We will begin with an essential revision of the Hugging Face Transformers library, covering basic LLM inference and fine-tuning. The core of the workshop will introduce and provide deep practice with Lighteval, an efficient and powerful LLM evaluation framework. Participants will learn how to leverage Lighteval to compare various LLMs available on the Hugging Face Hub using a range of pre-built tasks and metrics.
Finally, we will delve into advanced evaluation techniques, focusing on creating custom tasks and metrics tailored to unique, real-world application requirements. Participants will learn how to prepare custom datasets on the Hugging Face Hub and integrate them into Lighteval for precise, domain-specific evaluation. By the end of this workshop, you will possess the practical skills to rigorously evaluate, benchmark, and fine-tune your LLMs with confidence.

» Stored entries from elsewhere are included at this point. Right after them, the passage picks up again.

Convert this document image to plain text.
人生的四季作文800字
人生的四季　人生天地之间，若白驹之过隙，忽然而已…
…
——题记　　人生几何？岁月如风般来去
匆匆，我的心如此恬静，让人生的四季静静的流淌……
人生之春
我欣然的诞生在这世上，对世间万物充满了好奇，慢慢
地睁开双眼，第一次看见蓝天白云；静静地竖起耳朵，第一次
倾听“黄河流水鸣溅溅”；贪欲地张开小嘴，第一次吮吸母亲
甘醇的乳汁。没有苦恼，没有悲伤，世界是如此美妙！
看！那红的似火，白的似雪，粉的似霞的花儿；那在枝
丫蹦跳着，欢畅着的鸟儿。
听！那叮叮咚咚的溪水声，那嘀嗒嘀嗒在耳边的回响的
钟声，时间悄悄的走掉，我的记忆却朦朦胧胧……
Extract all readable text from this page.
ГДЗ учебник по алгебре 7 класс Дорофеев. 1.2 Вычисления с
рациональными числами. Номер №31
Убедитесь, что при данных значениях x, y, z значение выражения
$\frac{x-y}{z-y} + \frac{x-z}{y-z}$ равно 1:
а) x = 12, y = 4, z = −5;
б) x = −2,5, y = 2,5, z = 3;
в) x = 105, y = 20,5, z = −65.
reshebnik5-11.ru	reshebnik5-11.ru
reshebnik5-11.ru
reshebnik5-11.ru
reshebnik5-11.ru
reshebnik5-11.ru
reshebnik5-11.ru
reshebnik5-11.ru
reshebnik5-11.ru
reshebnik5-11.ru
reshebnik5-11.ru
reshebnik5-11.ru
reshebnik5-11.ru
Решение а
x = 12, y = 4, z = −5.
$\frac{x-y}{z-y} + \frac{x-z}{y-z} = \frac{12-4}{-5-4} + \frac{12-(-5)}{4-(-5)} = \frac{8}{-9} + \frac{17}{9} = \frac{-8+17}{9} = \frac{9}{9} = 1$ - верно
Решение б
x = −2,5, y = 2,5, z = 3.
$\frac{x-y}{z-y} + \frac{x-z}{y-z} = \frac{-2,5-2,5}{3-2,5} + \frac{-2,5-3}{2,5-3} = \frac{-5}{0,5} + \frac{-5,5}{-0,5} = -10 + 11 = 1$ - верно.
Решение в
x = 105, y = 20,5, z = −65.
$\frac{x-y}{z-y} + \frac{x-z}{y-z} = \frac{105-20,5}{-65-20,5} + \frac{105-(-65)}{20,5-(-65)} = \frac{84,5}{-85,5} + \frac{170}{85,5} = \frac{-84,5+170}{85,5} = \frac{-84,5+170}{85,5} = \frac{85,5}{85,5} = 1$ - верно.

“Generative AI & The Future of Python Developers”
Thu Ya Kyaw;
Keynote
AI is the hottest topic in tech right now, and Python is the undisputed language driving it. What does this mean for you? To stay ahead of the curve, we must move past vibe coding and building simple chatbots. We need to look ahead and apply real engineering skills. This keynote explores the practical path forward: from understanding Pydantic for robust data validation to mastering agentic skills by leveraging LangChain and Agent Development Kits.